Nachträgliche Verwahrung: Umsetzungsprobleme in der Praxis

Nadine Jür­gensen berichtet in einem Beitrag vom 17. Juni 2011 in der NZZ-Online über Schwierigkeit­en, der sich die Prax­is bei der Umset­zung der nachträglichen Ver­wahrung (Art. 64 ff. StGB) gegenüber sieht.

Ein wichtiges Vol­lzugsprob­lem sei zu lösen, denn es beste­he eine «schmerzhafte Lücke im StGB», die es zu füllen gelte: Eine kleine Gruppe gemeinge­fährlich­er Straftäter müsste trotz hohem Rück­fall­risiko nach dem Ende ihrer Frei­heitsstrafe wieder freige­lassen wer­den – auch wenn die Gefahr beste­he, dass es zu neuen Opfern komme. 

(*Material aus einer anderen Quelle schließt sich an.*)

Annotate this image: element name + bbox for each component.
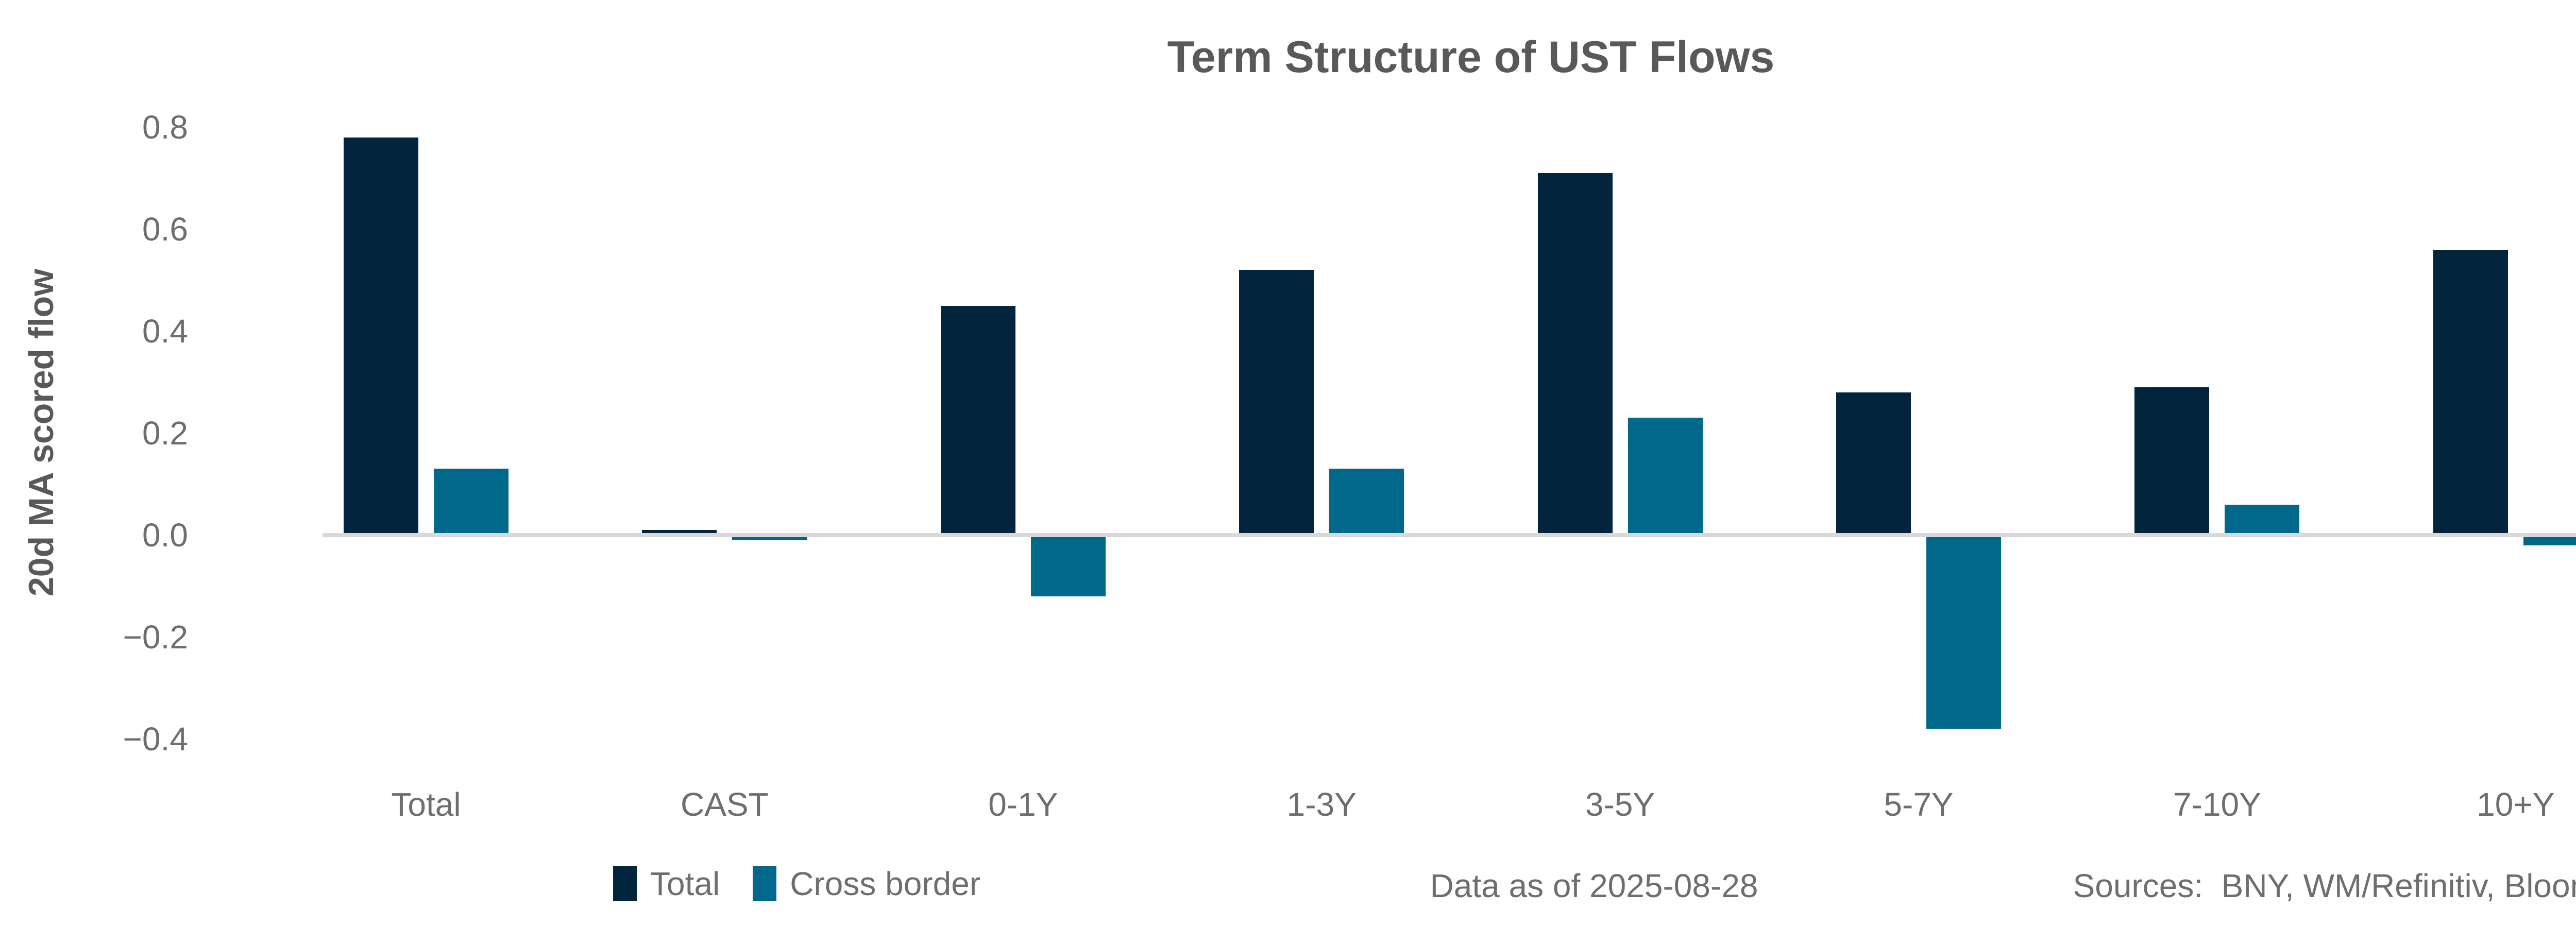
- y-tick-label-0-4: 0.4: [142, 313, 188, 350]
- data-as-of-note: Data as of 2025-08-28: [1430, 867, 1758, 904]
- bar-total-total: [344, 137, 418, 535]
- x-tick-label-10-y: 10+Y: [2477, 786, 2555, 823]
- bar-total-1-3y: [1239, 270, 1314, 535]
- y-tick-label-0-4: −0.4: [123, 720, 188, 758]
- y-tick-label-0-6: 0.6: [142, 211, 188, 248]
- y-tick-label-0-2: 0.2: [142, 415, 188, 452]
- bar-cross-border-1-3y: [1329, 469, 1404, 535]
- x-tick-label-5-7y: 5-7Y: [1884, 786, 1954, 823]
- legend-swatch-total: [613, 866, 637, 901]
- x-tick-label-total: Total: [391, 786, 461, 823]
- legend-item-cross-border: Cross border: [753, 866, 980, 901]
- legend-label-total: Total: [650, 865, 720, 902]
- bar-total-cast: [642, 530, 717, 535]
- bar-total-5-7y: [1836, 392, 1911, 535]
- zero-baseline: [323, 533, 2576, 537]
- x-tick-label-1-3y: 1-3Y: [1286, 786, 1357, 823]
- x-tick-label-0-1y: 0-1Y: [988, 786, 1058, 823]
- bar-cross-border-3-5y: [1628, 418, 1703, 535]
- x-tick-label-cast: CAST: [681, 786, 769, 823]
- x-tick-label-7-10y: 7-10Y: [2173, 786, 2261, 823]
- bar-total-7-10y: [2134, 387, 2210, 535]
- legend-swatch-cross-border: [753, 866, 777, 901]
- chart-title: Term Structure of UST Flows: [1167, 32, 1775, 82]
- y-tick-label-0-0: 0.0: [142, 517, 188, 554]
- bar-cross-border-10-y: [2523, 535, 2576, 545]
- legend: Total Cross border: [613, 866, 980, 901]
- bar-cross-border-total: [434, 469, 509, 535]
- bar-cross-border-0-1y: [1030, 535, 1106, 596]
- bar-cross-border-7-10y: [2225, 504, 2300, 535]
- bar-cross-border-5-7y: [1926, 535, 2001, 729]
- legend-item-total: Total: [613, 866, 720, 901]
- y-tick-label-0-2: −0.2: [123, 619, 188, 656]
- y-tick-label-0-8: 0.8: [142, 109, 188, 146]
- bar-total-10-y: [2433, 249, 2508, 535]
- bar-total-0-1y: [940, 305, 1015, 535]
- legend-label-cross-border: Cross border: [790, 865, 981, 902]
- bar-total-3-5y: [1537, 173, 1613, 535]
- bar-cross-border-cast: [732, 535, 807, 540]
- sources-note: Sources: BNY, WM/Refinitiv, Bloomberg: [2073, 867, 2576, 904]
- x-tick-label-3-5y: 3-5Y: [1585, 786, 1655, 823]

Die Autorin weist darauf hin, dass die nachträgliche Ver­wahrung nur unter bes­timmten Umstän­den möglich ist: Die Voraus­set­zun­gen für eine Ver­wahrung müssen während des Vol­lzugs der Frei­heitsstrafe auf­grund neuer Tat­sachen oder Beweis­mit­tel gegeben sein und im Zeit­punkt der Verurteilung bere­its bestanden haben, ohne dass dies dem Gericht zum Zeit­punkt des Urteils bekan­nt gewe­sen wäre.

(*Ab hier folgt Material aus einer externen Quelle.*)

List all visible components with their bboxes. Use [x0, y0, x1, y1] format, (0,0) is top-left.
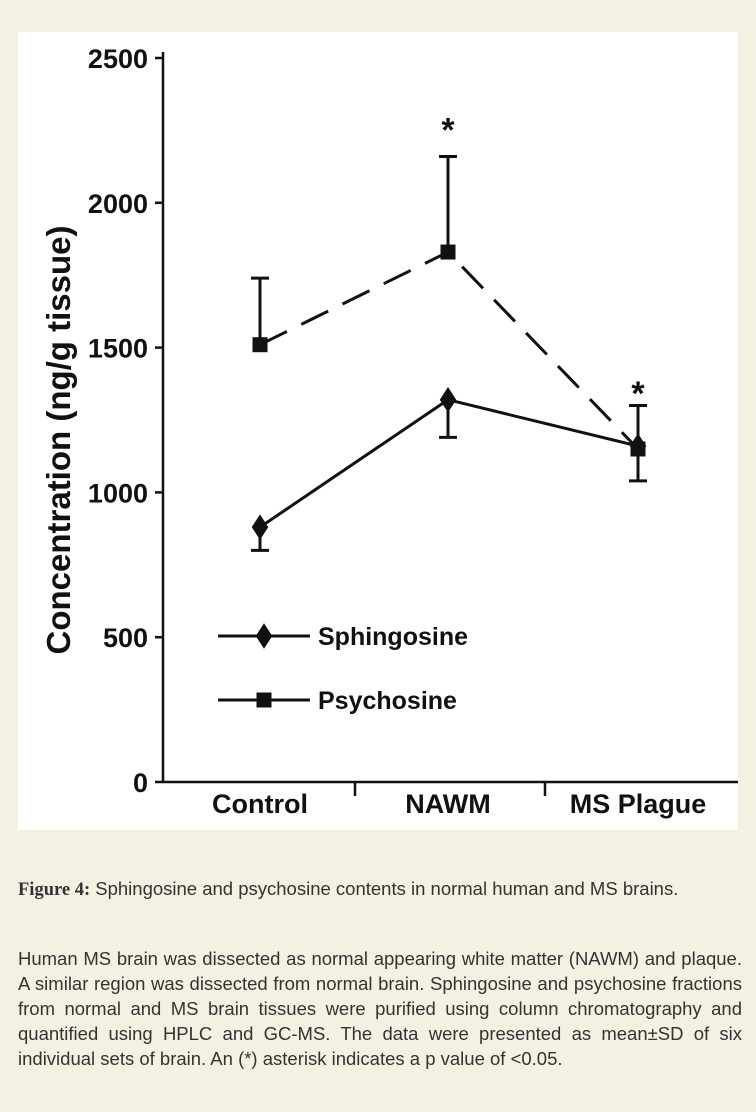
chart-axes	[161, 52, 738, 784]
y-axis-title: Concentration (ng/g tissue)	[40, 226, 77, 655]
significance-asterisk: *	[441, 112, 455, 150]
series-sphingosine	[251, 386, 647, 552]
x-tick-label: NAWM	[405, 789, 490, 819]
legend-label: Psychosine	[318, 687, 457, 715]
x-tick-label: MS Plague	[570, 789, 707, 819]
series-psychosine	[251, 154, 647, 457]
square-marker	[256, 692, 272, 708]
legend-item-psychosine: Psychosine	[218, 687, 457, 715]
diamond-marker	[439, 386, 457, 413]
line-chart: 0 500 1000 1500 2000 2500 Control NAWM MS Plagu…	[40, 44, 738, 819]
x-ticks: Control NAWM MS Plague	[212, 782, 706, 819]
figure-label: Figure 4:	[18, 880, 91, 900]
annotation-layer: **	[441, 112, 645, 414]
legend-item-sphingosine: Sphingosine	[218, 623, 468, 651]
y-ticks: 0 500 1000 1500 2000 2500	[88, 44, 163, 798]
series-layer	[251, 154, 647, 552]
figure-panel: 0 500 1000 1500 2000 2500 Control NAWM MS Plagu…	[18, 32, 738, 830]
x-tick-label: Control	[212, 789, 308, 819]
diamond-marker	[251, 514, 269, 540]
diamond-marker	[255, 623, 273, 649]
legend-label: Sphingosine	[318, 623, 468, 651]
y-tick-label: 2500	[88, 44, 148, 74]
y-tick-label: 1000	[88, 478, 148, 508]
legend: Sphingosine Psychosine	[218, 623, 468, 715]
figure-caption-title: Figure 4: Sphingosine and psychosine con…	[18, 876, 742, 903]
y-tick-label: 0	[133, 768, 148, 798]
significance-asterisk: *	[631, 375, 645, 413]
square-marker	[252, 337, 268, 353]
figure-title-text: Sphingosine and psychosine contents in n…	[90, 878, 679, 899]
y-tick-label: 500	[103, 623, 148, 653]
y-tick-label: 1500	[88, 334, 148, 364]
square-marker	[440, 244, 456, 260]
figure-caption-body: Human MS brain was dissected as normal a…	[18, 948, 742, 1069]
square-marker	[630, 441, 646, 457]
y-tick-label: 2000	[88, 189, 148, 219]
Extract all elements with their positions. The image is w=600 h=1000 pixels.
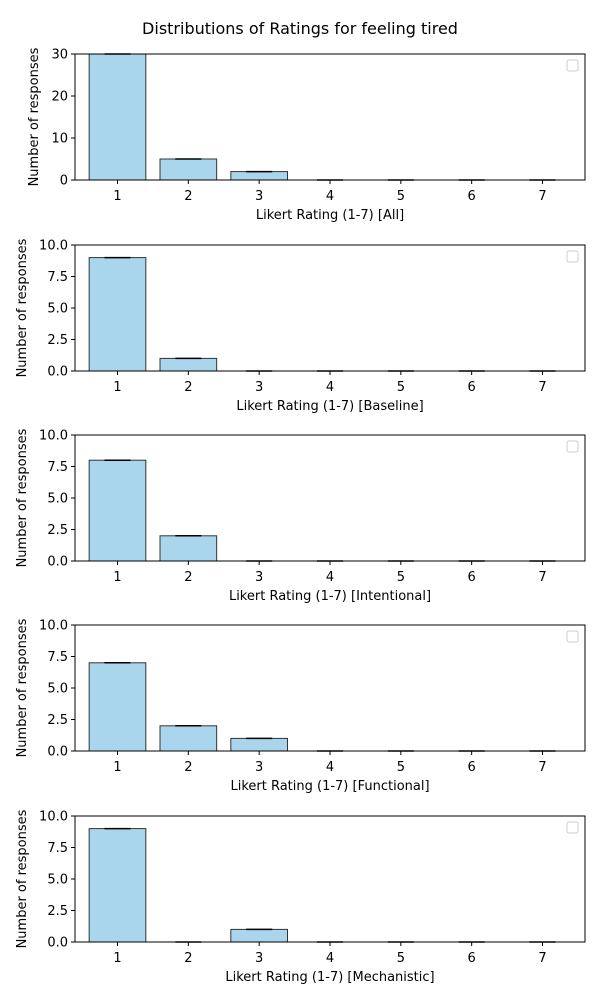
subplots: 1 2 3 4 5 6 7 0 10 20 30 Likert Rating (1-7) [All] N… xyxy=(15,47,586,985)
x-tick-label: 1 xyxy=(113,380,121,395)
y-tick-label: 30 xyxy=(51,48,68,63)
axes-frame xyxy=(74,624,586,752)
y-tick-label: 10.0 xyxy=(39,429,68,444)
axes-frame xyxy=(74,53,586,181)
bar xyxy=(88,828,147,943)
y-tick-label: 7.5 xyxy=(47,650,68,665)
y-axis-label: Number of responses xyxy=(15,809,30,948)
x-axis-label: Likert Rating (1-7) [Baseline] xyxy=(236,399,423,414)
y-tick-label: 0.0 xyxy=(47,936,68,951)
x-axis-label: Likert Rating (1-7) [All] xyxy=(256,208,404,223)
x-tick-label: 7 xyxy=(538,760,546,775)
y-tick-label: 10.0 xyxy=(39,619,68,634)
y-tick-label: 7.5 xyxy=(47,841,68,856)
axes-frame xyxy=(74,244,586,372)
x-tick-label: 1 xyxy=(113,570,121,585)
x-tick-label: 3 xyxy=(255,570,263,585)
bar xyxy=(159,357,218,372)
y-tick-label: 7.5 xyxy=(47,270,68,285)
x-tick-label: 1 xyxy=(113,189,121,204)
bar xyxy=(230,737,288,752)
legend-box xyxy=(566,440,579,453)
x-tick-label: 6 xyxy=(468,570,476,585)
x-tick-label: 2 xyxy=(184,951,192,966)
y-tick-label: 5.0 xyxy=(47,492,68,507)
x-tick-label: 3 xyxy=(255,189,263,204)
y-tick-label: 5.0 xyxy=(47,302,68,317)
axes-frame xyxy=(74,434,586,562)
y-axis-label: Number of responses xyxy=(15,428,30,567)
y-axis-label: Number of responses xyxy=(15,238,30,377)
x-tick-label: 4 xyxy=(326,760,334,775)
x-tick-label: 1 xyxy=(113,951,121,966)
x-tick-label: 2 xyxy=(184,380,192,395)
y-tick-label: 2.5 xyxy=(47,523,68,538)
x-tick-label: 2 xyxy=(184,189,192,204)
x-axis-label: Likert Rating (1-7) [Intentional] xyxy=(229,589,431,604)
x-tick-label: 4 xyxy=(326,380,334,395)
y-tick-label: 0.0 xyxy=(47,365,68,380)
y-tick-label: 0 xyxy=(60,174,68,189)
y-tick-label: 7.5 xyxy=(47,460,68,475)
subplot-3: 1 2 3 4 5 6 7 0.0 2.5 5.0 7.5 10.0 Likert Rating (1-… xyxy=(15,428,586,604)
x-axis-label: Likert Rating (1-7) [Functional] xyxy=(230,779,429,794)
subplot-5: 1 2 3 4 5 6 7 0.0 2.5 5.0 7.5 10.0 Likert Rating (1-… xyxy=(15,809,586,985)
x-tick-label: 6 xyxy=(468,760,476,775)
legend-box xyxy=(566,59,579,72)
x-axis-label: Likert Rating (1-7) [Mechanistic] xyxy=(225,970,434,985)
x-tick-label: 5 xyxy=(397,951,405,966)
x-tick-label: 6 xyxy=(468,380,476,395)
y-tick-label: 0.0 xyxy=(47,745,68,760)
y-tick-label: 5.0 xyxy=(47,873,68,888)
x-tick-label: 4 xyxy=(326,570,334,585)
subplot-4: 1 2 3 4 5 6 7 0.0 2.5 5.0 7.5 10.0 Likert Rating (1-… xyxy=(15,618,586,794)
subplot-2: 1 2 3 4 5 6 7 0.0 2.5 5.0 7.5 10.0 Likert Rating (1-… xyxy=(15,238,586,414)
x-tick-label: 7 xyxy=(538,951,546,966)
x-tick-label: 1 xyxy=(113,760,121,775)
bar xyxy=(159,158,218,181)
y-tick-label: 2.5 xyxy=(47,713,68,728)
y-tick-label: 10.0 xyxy=(39,810,68,825)
bar xyxy=(230,928,288,943)
y-tick-label: 2.5 xyxy=(47,904,68,919)
y-tick-label: 5.0 xyxy=(47,682,68,697)
y-axis-label: Number of responses xyxy=(27,47,42,186)
subplot-1: 1 2 3 4 5 6 7 0 10 20 30 Likert Rating (1-7) [All] N… xyxy=(27,47,586,223)
legend-box xyxy=(566,630,579,643)
bar xyxy=(88,459,147,562)
x-tick-label: 3 xyxy=(255,951,263,966)
y-tick-label: 10.0 xyxy=(39,239,68,254)
x-tick-label: 3 xyxy=(255,760,263,775)
bar xyxy=(88,257,147,372)
x-tick-label: 7 xyxy=(538,570,546,585)
bar xyxy=(88,662,147,752)
bar xyxy=(159,535,218,562)
figure-title: Distributions of Ratings for feeling tir… xyxy=(142,19,458,38)
x-tick-label: 2 xyxy=(184,570,192,585)
legend-box xyxy=(566,821,579,834)
y-tick-label: 20 xyxy=(51,90,68,105)
y-tick-label: 10 xyxy=(51,132,68,147)
bar xyxy=(88,53,147,181)
x-tick-label: 3 xyxy=(255,380,263,395)
x-tick-label: 5 xyxy=(397,380,405,395)
x-tick-label: 4 xyxy=(326,189,334,204)
legend-box xyxy=(566,250,579,263)
x-tick-label: 5 xyxy=(397,189,405,204)
bar xyxy=(159,725,218,752)
x-tick-label: 7 xyxy=(538,189,546,204)
x-tick-label: 4 xyxy=(326,951,334,966)
bar xyxy=(230,171,288,181)
y-axis-label: Number of responses xyxy=(15,618,30,757)
x-tick-label: 6 xyxy=(468,189,476,204)
x-tick-label: 6 xyxy=(468,951,476,966)
y-tick-label: 2.5 xyxy=(47,333,68,348)
x-tick-label: 7 xyxy=(538,380,546,395)
x-tick-label: 5 xyxy=(397,760,405,775)
y-tick-label: 0.0 xyxy=(47,555,68,570)
axes-frame xyxy=(74,815,586,943)
x-tick-label: 2 xyxy=(184,760,192,775)
x-tick-label: 5 xyxy=(397,570,405,585)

Die Regelung zielt also auf die sel­te­nen Fälle ab, in denen die Ver­wahrung beim Urteil unterblieben ist und sich der Verurteilte im Strafvol­lzug als hochge­fährlich erweist. Es geht um die Kor­rek­tur von früheren schw­eren Fehlern, die im Zeit­punkt des Urteils in der Sache began­gen wor­den sind.

Es stelle sich die Frage, so Nadine Jür­gensen, ob sich die nachträgliche Ver­wahrung in der Prax­is als zahn­los­er Papier­tiger erweist. Unter Ver­weis auf ein vor dem Bun­des­gericht anhängiges Ver­fahren eines Zürcher Straftäters hält sie fest:

Dies ist dann der Fall, wenn ein Gericht bei der Verurteilung eines Täters dessen Gefährlichkeit bere­its erkan­nt hat – und trotz­dem keine Ver­wahrung anord­nete, wie es im vor­liegen­den Fall geschah. Die nachträgliche Ver­wahrung, eigentlich ein Spezial­fall der Revi­sion, kann hier nicht greifen, weil die Voraus­set­zun­gen der Ver­wahrung bere­its damals gegeben gewe­sen wären. Der Grund­satz «ne bis in idem» – dass nicht zweimal in der gle­ichen Sache geurteilt wer­den darf – gilt für jeden – auch für sehr gefährliche Täter. Es ist nicht davon auszuge­hen, dass das Bun­des­gericht in dieser Frage, die auch Aspek­te der Europäis­chen Men­schen­recht­skon­ven­tion berührt, von sein­er Prax­is abwe­ichen wird. Das Urteil wird jedoch ein wichtiges Präjudiz für ähn­lich gelagerte Fälle sein.